One of the country's biggest problems is the epidemic of obesity, and children are a special concern. Benjamin has joined with first lady Michelle Obama in promoting "Let's Move," an initiative to help prevent childhood obesity. "It's our desire and hope that more kids will become much more active and much more fit," she said. She's seen evidence that the program is working when she visits schools and sees children having fun exercising and doing the "Let's Move" dance.

Benjamin has also tried to reach into minority communities to promote health and wellness by using hairdressers as health ambassadors. Realizing that some women forgo exercise because they don't want to spoil their hairstyles, she helped initiate an exercise-friendly hairstyle competition to develop exercise-resistant hairstyles "so that women could have options to overcome one of the barriers of exercising — so they wouldn't have to mess up their hair." She enlisted the 60,000 hairdressers that supported the competition as health ambassadors in their communities.

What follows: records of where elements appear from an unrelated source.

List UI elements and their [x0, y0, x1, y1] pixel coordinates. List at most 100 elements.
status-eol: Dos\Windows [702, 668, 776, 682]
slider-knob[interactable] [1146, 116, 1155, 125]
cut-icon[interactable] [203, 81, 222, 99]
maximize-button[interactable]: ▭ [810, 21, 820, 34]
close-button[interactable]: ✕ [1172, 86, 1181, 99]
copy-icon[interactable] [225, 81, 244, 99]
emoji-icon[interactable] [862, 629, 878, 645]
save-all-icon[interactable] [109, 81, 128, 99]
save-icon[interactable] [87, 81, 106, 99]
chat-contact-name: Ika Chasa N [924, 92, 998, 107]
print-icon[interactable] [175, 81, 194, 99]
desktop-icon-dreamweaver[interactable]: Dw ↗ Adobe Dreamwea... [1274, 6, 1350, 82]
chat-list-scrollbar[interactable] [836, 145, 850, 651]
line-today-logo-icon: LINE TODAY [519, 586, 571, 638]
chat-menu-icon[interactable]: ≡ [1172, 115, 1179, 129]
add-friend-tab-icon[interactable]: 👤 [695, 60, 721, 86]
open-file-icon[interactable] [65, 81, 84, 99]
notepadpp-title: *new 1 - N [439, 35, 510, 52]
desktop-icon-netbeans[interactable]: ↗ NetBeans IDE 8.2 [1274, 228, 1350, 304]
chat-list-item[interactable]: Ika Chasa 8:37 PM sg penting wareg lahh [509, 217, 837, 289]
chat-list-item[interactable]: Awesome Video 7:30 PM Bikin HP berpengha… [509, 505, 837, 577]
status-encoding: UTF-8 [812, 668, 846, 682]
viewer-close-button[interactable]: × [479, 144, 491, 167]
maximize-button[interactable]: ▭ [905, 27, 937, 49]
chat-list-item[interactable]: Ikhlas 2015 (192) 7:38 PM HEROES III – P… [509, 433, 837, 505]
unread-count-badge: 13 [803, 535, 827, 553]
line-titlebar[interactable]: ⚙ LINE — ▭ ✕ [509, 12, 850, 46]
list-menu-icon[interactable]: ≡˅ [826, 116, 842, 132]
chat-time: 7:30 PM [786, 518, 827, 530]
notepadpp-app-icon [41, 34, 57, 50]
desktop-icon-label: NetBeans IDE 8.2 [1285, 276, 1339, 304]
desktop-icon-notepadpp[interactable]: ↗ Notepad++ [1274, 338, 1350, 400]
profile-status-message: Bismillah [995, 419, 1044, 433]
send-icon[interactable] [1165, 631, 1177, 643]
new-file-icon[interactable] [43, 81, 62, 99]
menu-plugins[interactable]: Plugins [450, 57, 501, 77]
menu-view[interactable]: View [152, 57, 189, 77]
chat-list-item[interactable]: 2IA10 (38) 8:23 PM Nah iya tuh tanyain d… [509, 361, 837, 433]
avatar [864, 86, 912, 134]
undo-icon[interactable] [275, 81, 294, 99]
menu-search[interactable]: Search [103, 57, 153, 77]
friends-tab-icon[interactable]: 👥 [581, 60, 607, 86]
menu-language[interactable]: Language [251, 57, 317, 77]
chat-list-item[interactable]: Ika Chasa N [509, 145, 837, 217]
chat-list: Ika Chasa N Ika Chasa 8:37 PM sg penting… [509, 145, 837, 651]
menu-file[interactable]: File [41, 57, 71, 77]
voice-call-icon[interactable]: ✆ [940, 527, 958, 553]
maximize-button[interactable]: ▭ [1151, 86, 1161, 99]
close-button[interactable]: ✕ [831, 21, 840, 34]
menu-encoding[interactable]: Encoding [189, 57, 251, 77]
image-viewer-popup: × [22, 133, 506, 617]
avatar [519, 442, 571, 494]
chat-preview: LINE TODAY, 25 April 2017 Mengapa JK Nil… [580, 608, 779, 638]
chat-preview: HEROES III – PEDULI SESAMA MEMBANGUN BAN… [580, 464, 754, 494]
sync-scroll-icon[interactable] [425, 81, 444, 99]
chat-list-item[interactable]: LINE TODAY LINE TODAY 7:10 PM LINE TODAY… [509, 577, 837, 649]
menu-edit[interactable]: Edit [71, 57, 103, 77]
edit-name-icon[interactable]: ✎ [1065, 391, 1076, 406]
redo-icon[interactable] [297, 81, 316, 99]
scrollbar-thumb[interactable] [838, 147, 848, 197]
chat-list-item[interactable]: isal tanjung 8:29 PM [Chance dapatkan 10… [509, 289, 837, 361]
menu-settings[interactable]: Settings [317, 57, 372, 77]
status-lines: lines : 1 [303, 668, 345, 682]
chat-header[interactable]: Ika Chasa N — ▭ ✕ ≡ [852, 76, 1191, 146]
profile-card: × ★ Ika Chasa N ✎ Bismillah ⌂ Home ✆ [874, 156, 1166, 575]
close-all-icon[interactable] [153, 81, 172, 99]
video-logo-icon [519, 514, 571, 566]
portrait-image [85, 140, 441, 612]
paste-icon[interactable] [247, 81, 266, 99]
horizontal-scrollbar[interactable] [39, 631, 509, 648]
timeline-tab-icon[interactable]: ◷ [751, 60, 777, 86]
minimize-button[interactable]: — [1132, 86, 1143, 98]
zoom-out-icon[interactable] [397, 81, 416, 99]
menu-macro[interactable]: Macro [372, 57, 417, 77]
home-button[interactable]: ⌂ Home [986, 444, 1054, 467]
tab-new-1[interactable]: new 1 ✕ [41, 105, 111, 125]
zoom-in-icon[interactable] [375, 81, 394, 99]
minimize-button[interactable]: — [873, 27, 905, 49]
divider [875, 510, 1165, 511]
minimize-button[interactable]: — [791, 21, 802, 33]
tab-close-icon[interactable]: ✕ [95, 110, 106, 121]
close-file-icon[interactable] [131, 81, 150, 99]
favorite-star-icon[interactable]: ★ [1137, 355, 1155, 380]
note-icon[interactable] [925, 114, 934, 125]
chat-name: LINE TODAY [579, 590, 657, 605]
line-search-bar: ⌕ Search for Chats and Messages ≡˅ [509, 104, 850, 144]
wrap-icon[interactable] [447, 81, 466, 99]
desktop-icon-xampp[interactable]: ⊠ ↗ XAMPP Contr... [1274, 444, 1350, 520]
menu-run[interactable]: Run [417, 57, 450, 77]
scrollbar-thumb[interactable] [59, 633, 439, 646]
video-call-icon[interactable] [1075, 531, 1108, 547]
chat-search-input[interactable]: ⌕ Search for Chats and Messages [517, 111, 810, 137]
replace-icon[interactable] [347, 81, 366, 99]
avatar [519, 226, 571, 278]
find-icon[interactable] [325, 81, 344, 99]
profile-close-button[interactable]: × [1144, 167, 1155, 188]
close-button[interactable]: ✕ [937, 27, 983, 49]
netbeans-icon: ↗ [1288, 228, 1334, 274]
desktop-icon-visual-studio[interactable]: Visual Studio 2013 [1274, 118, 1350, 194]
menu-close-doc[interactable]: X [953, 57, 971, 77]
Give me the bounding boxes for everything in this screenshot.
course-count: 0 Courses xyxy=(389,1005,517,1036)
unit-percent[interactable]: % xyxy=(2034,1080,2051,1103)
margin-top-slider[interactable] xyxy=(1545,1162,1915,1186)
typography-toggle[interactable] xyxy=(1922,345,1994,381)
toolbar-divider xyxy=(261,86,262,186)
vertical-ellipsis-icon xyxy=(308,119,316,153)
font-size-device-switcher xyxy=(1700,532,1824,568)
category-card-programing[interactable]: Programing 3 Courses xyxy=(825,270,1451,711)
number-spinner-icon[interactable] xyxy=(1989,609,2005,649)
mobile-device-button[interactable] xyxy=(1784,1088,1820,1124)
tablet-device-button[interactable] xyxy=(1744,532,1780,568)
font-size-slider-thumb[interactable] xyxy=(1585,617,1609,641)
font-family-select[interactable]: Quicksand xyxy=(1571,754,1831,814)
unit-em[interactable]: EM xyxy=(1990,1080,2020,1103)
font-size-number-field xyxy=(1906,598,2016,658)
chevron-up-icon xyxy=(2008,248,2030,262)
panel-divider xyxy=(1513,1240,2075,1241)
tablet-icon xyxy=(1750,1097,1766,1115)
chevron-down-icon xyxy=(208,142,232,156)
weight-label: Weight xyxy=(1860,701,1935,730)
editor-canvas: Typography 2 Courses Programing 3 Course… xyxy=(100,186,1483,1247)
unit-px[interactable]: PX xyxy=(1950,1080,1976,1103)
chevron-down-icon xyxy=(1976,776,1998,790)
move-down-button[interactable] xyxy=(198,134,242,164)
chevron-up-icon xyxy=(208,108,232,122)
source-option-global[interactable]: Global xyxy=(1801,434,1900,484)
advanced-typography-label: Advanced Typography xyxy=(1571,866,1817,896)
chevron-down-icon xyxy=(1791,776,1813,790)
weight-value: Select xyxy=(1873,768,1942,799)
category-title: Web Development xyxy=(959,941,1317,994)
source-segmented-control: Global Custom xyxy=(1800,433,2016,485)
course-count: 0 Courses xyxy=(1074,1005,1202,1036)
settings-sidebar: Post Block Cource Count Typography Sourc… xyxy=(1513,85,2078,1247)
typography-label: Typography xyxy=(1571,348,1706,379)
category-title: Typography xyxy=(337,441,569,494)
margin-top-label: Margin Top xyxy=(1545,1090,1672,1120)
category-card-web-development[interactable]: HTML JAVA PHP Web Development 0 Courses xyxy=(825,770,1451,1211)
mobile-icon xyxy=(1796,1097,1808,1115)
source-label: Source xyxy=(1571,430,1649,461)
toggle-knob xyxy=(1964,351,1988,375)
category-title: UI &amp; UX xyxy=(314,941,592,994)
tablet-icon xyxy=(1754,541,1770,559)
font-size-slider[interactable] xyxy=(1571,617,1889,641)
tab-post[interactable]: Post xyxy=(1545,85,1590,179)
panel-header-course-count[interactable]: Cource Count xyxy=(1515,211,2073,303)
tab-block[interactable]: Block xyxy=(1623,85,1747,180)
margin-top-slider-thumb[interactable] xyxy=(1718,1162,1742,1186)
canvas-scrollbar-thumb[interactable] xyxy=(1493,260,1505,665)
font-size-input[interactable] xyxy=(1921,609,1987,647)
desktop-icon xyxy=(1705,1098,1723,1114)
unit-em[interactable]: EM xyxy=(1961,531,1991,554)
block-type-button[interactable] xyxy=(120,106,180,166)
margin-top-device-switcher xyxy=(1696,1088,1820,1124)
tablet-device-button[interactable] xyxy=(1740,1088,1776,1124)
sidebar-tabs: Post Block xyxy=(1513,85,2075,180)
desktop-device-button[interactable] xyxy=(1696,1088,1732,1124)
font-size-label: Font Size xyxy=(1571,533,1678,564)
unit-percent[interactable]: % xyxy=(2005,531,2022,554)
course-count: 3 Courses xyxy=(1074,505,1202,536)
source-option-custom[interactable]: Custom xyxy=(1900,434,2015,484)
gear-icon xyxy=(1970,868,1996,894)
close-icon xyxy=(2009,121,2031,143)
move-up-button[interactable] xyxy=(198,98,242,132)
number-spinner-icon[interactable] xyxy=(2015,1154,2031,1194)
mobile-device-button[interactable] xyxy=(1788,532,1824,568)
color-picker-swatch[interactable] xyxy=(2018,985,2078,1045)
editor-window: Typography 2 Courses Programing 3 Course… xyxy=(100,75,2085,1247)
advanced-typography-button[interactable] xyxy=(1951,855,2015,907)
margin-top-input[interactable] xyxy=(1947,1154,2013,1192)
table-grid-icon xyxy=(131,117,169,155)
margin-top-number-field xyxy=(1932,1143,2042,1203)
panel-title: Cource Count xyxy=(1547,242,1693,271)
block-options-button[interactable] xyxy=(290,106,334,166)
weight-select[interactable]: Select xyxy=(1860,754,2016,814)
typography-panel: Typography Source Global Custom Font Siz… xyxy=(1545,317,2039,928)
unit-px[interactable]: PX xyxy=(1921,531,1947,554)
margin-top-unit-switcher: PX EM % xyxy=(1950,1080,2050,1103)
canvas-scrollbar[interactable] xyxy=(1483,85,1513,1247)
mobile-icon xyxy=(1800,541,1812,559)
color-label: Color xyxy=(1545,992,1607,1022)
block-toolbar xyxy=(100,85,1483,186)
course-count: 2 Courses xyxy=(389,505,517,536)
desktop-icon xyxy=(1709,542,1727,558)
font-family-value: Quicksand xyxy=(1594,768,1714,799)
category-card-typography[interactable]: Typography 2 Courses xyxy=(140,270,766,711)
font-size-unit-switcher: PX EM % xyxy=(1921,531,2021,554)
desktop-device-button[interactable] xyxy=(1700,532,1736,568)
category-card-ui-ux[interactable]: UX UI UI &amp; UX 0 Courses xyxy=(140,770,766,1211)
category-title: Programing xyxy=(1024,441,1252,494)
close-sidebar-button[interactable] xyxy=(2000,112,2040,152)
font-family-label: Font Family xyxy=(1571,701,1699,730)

"They can become ambassadors to teach their clients about health," Benjamin said. For example, they can make sure their clients know the four simple ways to avoid heart disease — don't smoke, take an aspirin once a day, check their blood pressure, and make sure their cholesterol is under control.

"Those are the kinds of things that the hairdressers can get out in the community to people that I can't reach," she said.

She has sound advice for Newsmax readers for living a healthier life. "Have fun," she said. "Enjoy your family, your life, and your work. Mental health is just as important as exercise and nutrition. While you're doing that, exercise and eat right."